Contrasting the change in his tone from his address to the Congress 11 months ago, that was warmly received, a BBC article said: “Eleven months ago, the newly inaugurated president gave a speech to Congress that was warmly received, even by some Trump critics on the left. Trump at one point pledged to put ’trivial fights behind us’. It hasn’t exactly turned out that way.”
“Now the president is again preaching national unity.

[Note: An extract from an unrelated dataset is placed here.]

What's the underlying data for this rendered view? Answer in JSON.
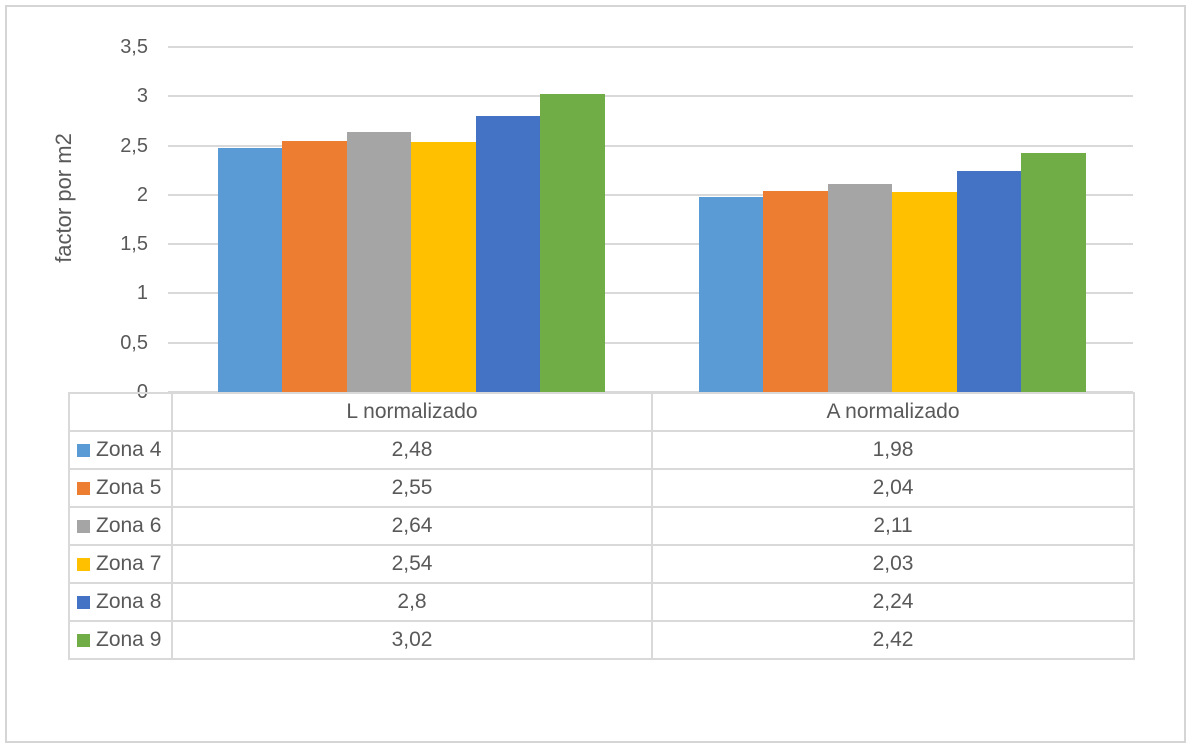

The question is whether a divided American public - nearly half of whom ‘strongly disapprove’ of the president - can still be converted,” the piece added.
“The United States is a compassionate nation” Trump had said in his address, “but as president of the United States, my highest loyalty, my greatest compassion, and my constant concern is for America’s children, America’s struggling workers, and America’s forgotten communities.”
The Atlantic , meanwhile, pointed out how the long, surprisingly standard speech ignored the tumultuous lived reality of American politics over the past year—and the likely reality in the year to come. Faced with the challenge of presenting new proposals when many of the old ones are still on the table, Trump decided to conjure his own reality, outlining a set of some accomplishments, delivering the standard list of policy proposals, and ignoring the Russia probe altogether, the piece said.
“… Not only was the picture he painted of America removed from reality, but Trump himself was also practically unrecognisable. The speech somehow managed to render Trump the one thing he almost never is: boring,” the report said.
Another Washington Post article highlighted Trump’s penchant to alter his tone to suit the occasion. It noted that a special version of the president emerges on special occasions, with his smooth, modulated voice. No shouts, no big gestures, not a mention of “radical Islamic terrorism” or “a network of lawless savages.”
“The Donald Trump who delivered his first State of the Union address Tuesday night referred instead to ‘IS’. He didn’t say a word about his opponents, nothing about the critics. The man who rose to power on a wave of inflammatory rhetoric sounded as if he’d been doused with a warm glass of milk, the piece said.”